Inside VAKRA: Reasoning, Tool Use, and Failure Modes of Agents
Summary
VAKRA is an executable benchmark designed to evaluate the reasoning and tool-use capabilities of AI agents within enterprise-like environments. It moves beyond testing isolated skills by measuring compositional reasoning across a large-scale set of APIs and documents using full execution traces.
Key Points
- The benchmark features over 8,000 locally hosted APIs across 62 domains, paired with domain-aligned document collections.

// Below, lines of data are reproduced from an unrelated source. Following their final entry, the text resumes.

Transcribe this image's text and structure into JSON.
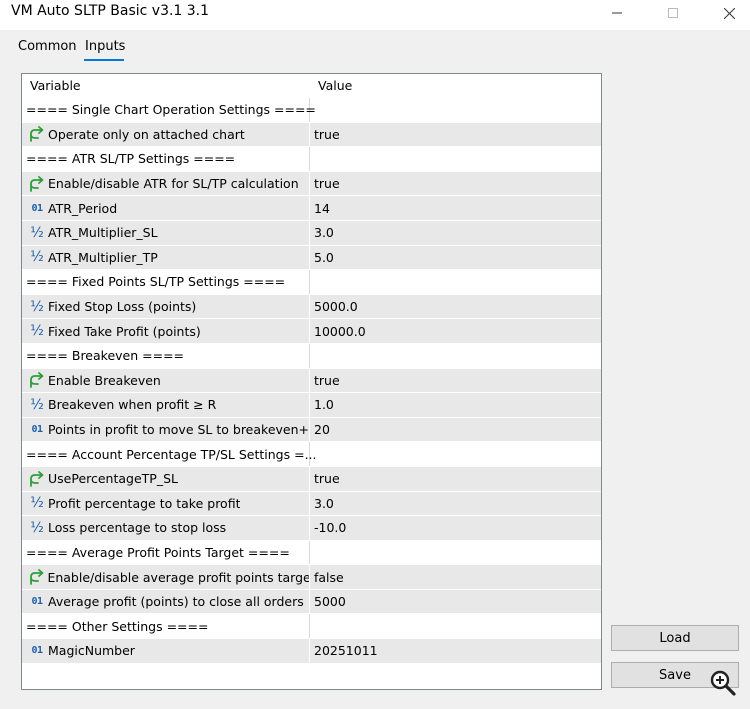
{
  "window": {
    "title": "VM Auto SLTP Basic v3.1 3.1"
  },
  "tabs": [
    {
      "label": "Common"
    },
    {
      "label": "Inputs"
    }
  ],
  "grid": {
    "col_variable": "Variable",
    "col_value": "Value",
    "rows": [
      {
        "type": "header",
        "label": "==== Single Chart Operation Settings ====",
        "value": ""
      },
      {
        "type": "bool",
        "label": "Operate only on attached chart",
        "value": "true"
      },
      {
        "type": "header",
        "label": "==== ATR SL/TP Settings ====",
        "value": ""
      },
      {
        "type": "bool",
        "label": "Enable/disable ATR for SL/TP calculation",
        "value": "true"
      },
      {
        "type": "int",
        "label": "ATR_Period",
        "value": "14"
      },
      {
        "type": "double",
        "label": "ATR_Multiplier_SL",
        "value": "3.0"
      },
      {
        "type": "double",
        "label": "ATR_Multiplier_TP",
        "value": "5.0"
      },
      {
        "type": "header",
        "label": "==== Fixed Points SL/TP Settings ====",
        "value": ""
      },
      {
        "type": "double",
        "label": "Fixed Stop Loss (points)",
        "value": "5000.0"
      },
      {
        "type": "double",
        "label": "Fixed Take Profit (points)",
        "value": "10000.0"
      },
      {
        "type": "header",
        "label": "==== Breakeven ====",
        "value": ""
      },
      {
        "type": "bool",
        "label": "Enable Breakeven",
        "value": "true"
      },
      {
        "type": "double",
        "label": "Breakeven when profit ≥ R",
        "value": "1.0"
      },
      {
        "type": "int",
        "label": "Points in profit to move SL to breakeven+",
        "value": "20"
      },
      {
        "type": "header",
        "label": "==== Account Percentage TP/SL Settings =...",
        "value": ""
      },
      {
        "type": "bool",
        "label": "UsePercentageTP_SL",
        "value": "true"
      },
      {
        "type": "double",
        "label": "Profit percentage to take profit",
        "value": "3.0"
      },
      {
        "type": "double",
        "label": "Loss percentage to stop loss",
        "value": "-10.0"
      },
      {
        "type": "header",
        "label": "==== Average Profit Points Target ====",
        "value": ""
      },
      {
        "type": "bool",
        "label": "Enable/disable average profit points target",
        "value": "false"
      },
      {
        "type": "int",
        "label": "Average profit (points) to close all orders",
        "value": "5000"
      },
      {
        "type": "header",
        "label": "==== Other Settings ====",
        "value": ""
      },
      {
        "type": "int",
        "label": "MagicNumber",
        "value": "20251011"
      }
    ]
  },
  "icons": {
    "bool": "arrow-branch-icon",
    "int": "integer-01-icon",
    "double": "fraction-half-icon"
  },
  "icon_glyphs": {
    "int": "01",
    "double": "½"
  },
  "buttons": {
    "load": "Load",
    "save": "Save"
  },
  "colors": {
    "accent": "#0078d7",
    "icon_green": "#2e9e3a",
    "icon_blue": "#1f5fa8",
    "row_shade": "#e8e8e8"
  }
}
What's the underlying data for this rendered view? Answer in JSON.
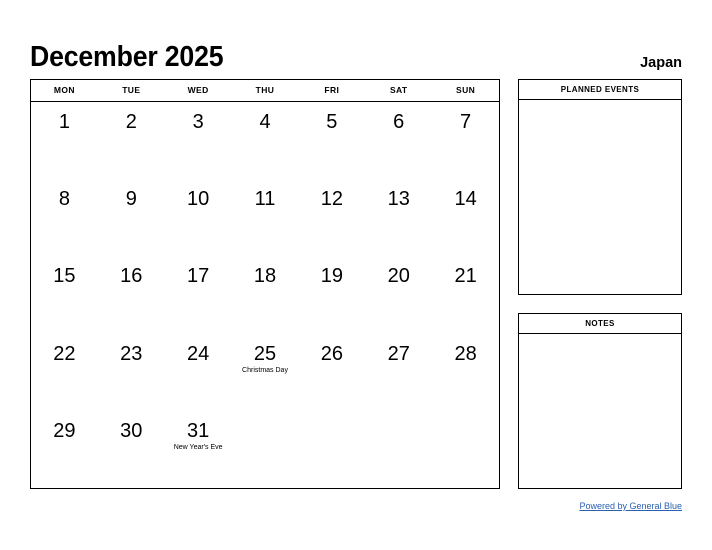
{
  "header": {
    "title": "December 2025",
    "country": "Japan"
  },
  "calendar": {
    "weekdays": [
      "MON",
      "TUE",
      "WED",
      "THU",
      "FRI",
      "SAT",
      "SUN"
    ],
    "weeks": [
      [
        {
          "num": "1",
          "event": ""
        },
        {
          "num": "2",
          "event": ""
        },
        {
          "num": "3",
          "event": ""
        },
        {
          "num": "4",
          "event": ""
        },
        {
          "num": "5",
          "event": ""
        },
        {
          "num": "6",
          "event": ""
        },
        {
          "num": "7",
          "event": ""
        }
      ],
      [
        {
          "num": "8",
          "event": ""
        },
        {
          "num": "9",
          "event": ""
        },
        {
          "num": "10",
          "event": ""
        },
        {
          "num": "11",
          "event": ""
        },
        {
          "num": "12",
          "event": ""
        },
        {
          "num": "13",
          "event": ""
        },
        {
          "num": "14",
          "event": ""
        }
      ],
      [
        {
          "num": "15",
          "event": ""
        },
        {
          "num": "16",
          "event": ""
        },
        {
          "num": "17",
          "event": ""
        },
        {
          "num": "18",
          "event": ""
        },
        {
          "num": "19",
          "event": ""
        },
        {
          "num": "20",
          "event": ""
        },
        {
          "num": "21",
          "event": ""
        }
      ],
      [
        {
          "num": "22",
          "event": ""
        },
        {
          "num": "23",
          "event": ""
        },
        {
          "num": "24",
          "event": ""
        },
        {
          "num": "25",
          "event": "Christmas Day"
        },
        {
          "num": "26",
          "event": ""
        },
        {
          "num": "27",
          "event": ""
        },
        {
          "num": "28",
          "event": ""
        }
      ],
      [
        {
          "num": "29",
          "event": ""
        },
        {
          "num": "30",
          "event": ""
        },
        {
          "num": "31",
          "event": "New Year's Eve"
        },
        {
          "num": "",
          "event": ""
        },
        {
          "num": "",
          "event": ""
        },
        {
          "num": "",
          "event": ""
        },
        {
          "num": "",
          "event": ""
        }
      ]
    ]
  },
  "panels": {
    "planned_events": {
      "title": "PLANNED EVENTS",
      "content": ""
    },
    "notes": {
      "title": "NOTES",
      "content": ""
    }
  },
  "footer": {
    "link_label": "Powered by General Blue",
    "link_color": "#2b5fb0"
  }
}
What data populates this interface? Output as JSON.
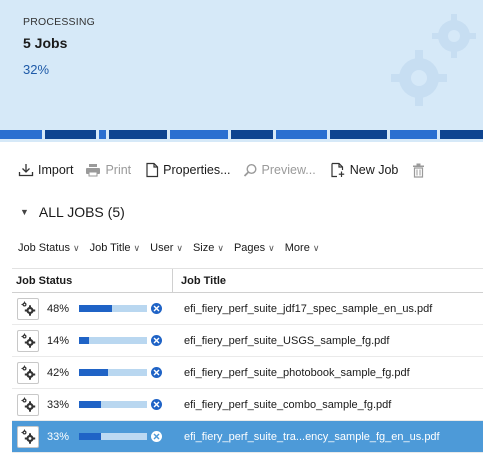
{
  "processing": {
    "label": "PROCESSING",
    "jobs": "5 Jobs",
    "percent": "32%"
  },
  "colors": {
    "panel_bg": "#d6e9f8",
    "accent": "#1f63c6",
    "bar_track": "#b9d7f0",
    "selected_row": "#4d9ad8"
  },
  "toolbar": {
    "import_label": "Import",
    "print_label": "Print",
    "properties_label": "Properties...",
    "preview_label": "Preview...",
    "newjob_label": "New Job"
  },
  "all_jobs": {
    "label": "ALL JOBS (5)"
  },
  "filters": [
    {
      "label": "Job Status"
    },
    {
      "label": "Job Title"
    },
    {
      "label": "User"
    },
    {
      "label": "Size"
    },
    {
      "label": "Pages"
    },
    {
      "label": "More"
    }
  ],
  "table": {
    "headers": {
      "status": "Job Status",
      "title": "Job Title"
    },
    "rows": [
      {
        "percent": "48%",
        "progress": 0.48,
        "title": "efi_fiery_perf_suite_jdf17_spec_sample_en_us.pdf",
        "selected": false
      },
      {
        "percent": "14%",
        "progress": 0.14,
        "title": "efi_fiery_perf_suite_USGS_sample_fg.pdf",
        "selected": false
      },
      {
        "percent": "42%",
        "progress": 0.42,
        "title": "efi_fiery_perf_suite_photobook_sample_fg.pdf",
        "selected": false
      },
      {
        "percent": "33%",
        "progress": 0.33,
        "title": "efi_fiery_perf_suite_combo_sample_fg.pdf",
        "selected": false
      },
      {
        "percent": "33%",
        "progress": 0.33,
        "title": "efi_fiery_perf_suite_tra...ency_sample_fg_en_us.pdf",
        "selected": true
      }
    ]
  }
}
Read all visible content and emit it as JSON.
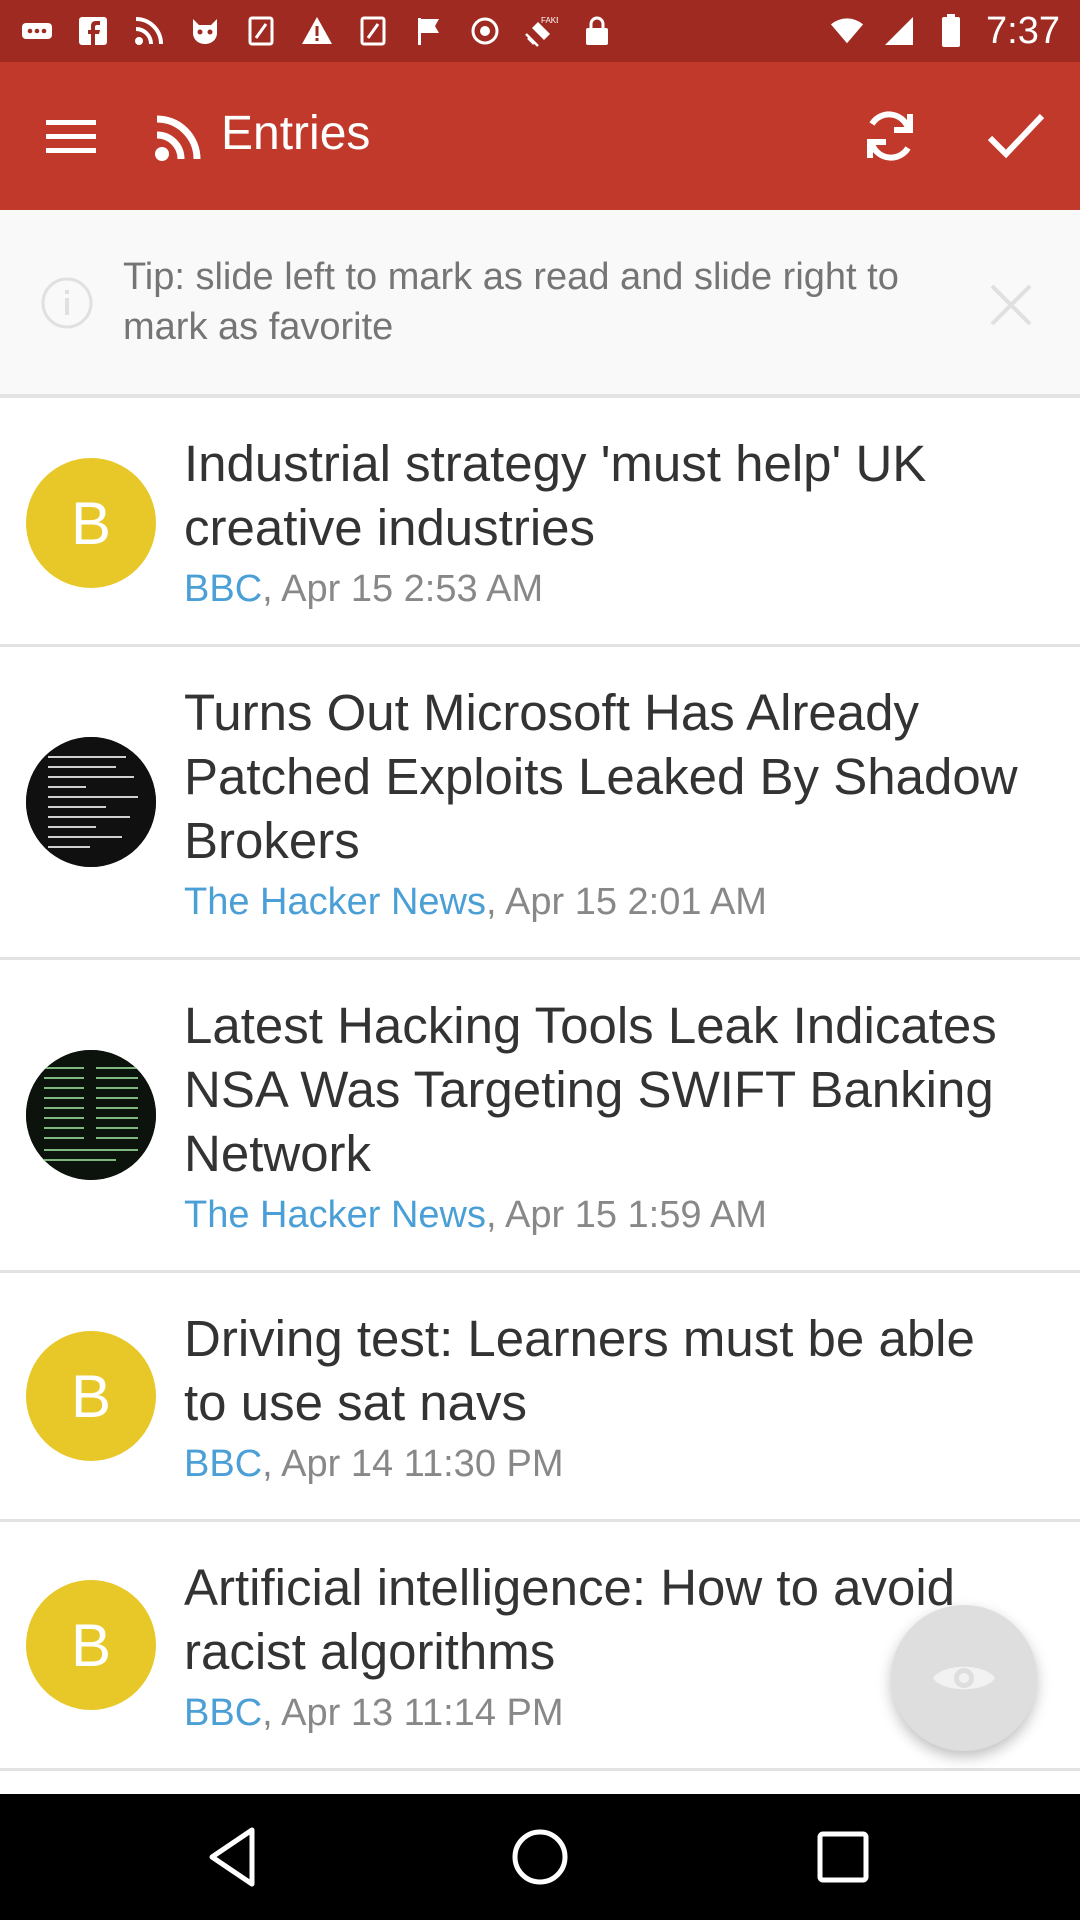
{
  "status_bar": {
    "time": "7:37",
    "left_icons": [
      "more-icon",
      "facebook-icon",
      "rss-icon",
      "cat-icon",
      "app-icon",
      "warning-icon",
      "app-icon",
      "flag-icon",
      "sync-icon",
      "fake-gps-icon",
      "lock-icon"
    ]
  },
  "app_bar": {
    "title": "Entries",
    "menu_icon": "menu-icon",
    "feed_icon": "rss-icon",
    "refresh_icon": "refresh-icon",
    "mark_read_icon": "check-icon"
  },
  "tip": {
    "text": "Tip: slide left to mark as read and slide right to mark as favorite"
  },
  "entries": [
    {
      "avatar": "B",
      "avatar_type": "letter",
      "title": "Industrial strategy 'must help' UK creative industries",
      "source": "BBC",
      "date": ", Apr 15 2:53 AM"
    },
    {
      "avatar": "",
      "avatar_type": "image",
      "title": "Turns Out Microsoft Has Already Patched Exploits Leaked By Shadow Brokers",
      "source": "The Hacker News",
      "date": ", Apr 15 2:01 AM"
    },
    {
      "avatar": "",
      "avatar_type": "image",
      "title": "Latest Hacking Tools Leak Indicates NSA Was Targeting SWIFT Banking Network",
      "source": "The Hacker News",
      "date": ", Apr 15 1:59 AM"
    },
    {
      "avatar": "B",
      "avatar_type": "letter",
      "title": "Driving test: Learners must be able to use sat navs",
      "source": "BBC",
      "date": ", Apr 14 11:30 PM"
    },
    {
      "avatar": "B",
      "avatar_type": "letter",
      "title": "Artificial intelligence: How to avoid racist algorithms",
      "source": "BBC",
      "date": ", Apr 13 11:14 PM"
    }
  ],
  "colors": {
    "app_bar": "#c0392b",
    "status_bar": "#9e2a22",
    "avatar": "#e8c829",
    "source_link": "#4a9fd6"
  }
}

- It evaluates four distinct capabilities: API Chaining, Tool Selection, Multi-Hop Reasoning, and Multi-Hop/Multi-Source Reasoning with Policy Adherence.
- Capability 1 (API Chaining) utilizes the SLOT-BIRD and SEL-BIRD collections, requiring agents to execute 1–12 tool calls per instance.
- Capability 2 (Tool Selection) uses the REST-BIRD collection, where domains contain between 6 and 328 tools, necessitating a shortlisting mechanism to comply with the 128-tool limit of the OpenAI API Specification.
- Capability 4 introduces multi-turn dialogs and tool-use policies, where agents must follow plain-text instructions regarding which knowledge sources to access.
- The evaluation uses a waterfall-style pipeline that verifies policy adherence, compares predicted tool-call trajectories against ground truth, and finally assesses response correctness.
Technical Details
The VAKRA environment is built on MCP (Model Context Protocol) servers. In the API Chaining task, a specialized get_data(tool_universe_id=id) tool is used to initialize data sources and provide a lightweight preview of the dataset. This design prevents the inefficient transfer of large datasets over the MCP protocol by storing the full dataset server-side. The SEL-BIRD collection extends the generic SLOT-BIRD set by introducing specialized tools and query-specific getters (e.g., get_KEY_NAME) for an average of four functions per instance.
For multi-source reasoning tasks, the benchmark implements a decontamination process during data generation. This ensures that the information required for any specific logical hop is available in only one source (either an API or a RAG-based document index), preventing the agent from using leaked information from the wrong source. The evaluation metric is execution-centric; rather than simple string matching, the framework executes the agent's predicted tool calls in the environment and compares the resulting tool responses against the ground truth to support alternative but valid reasoning paths.
Impact / Why It Matters
VAKRA provides developers with a rigorous framework to identify specific failure modes in agentic workflows, particularly regarding tool selection and policy adherence. It allows for the testing of complex, multi-step reasoning chains in a controlled, executable environment that mimics real-world enterprise constraints.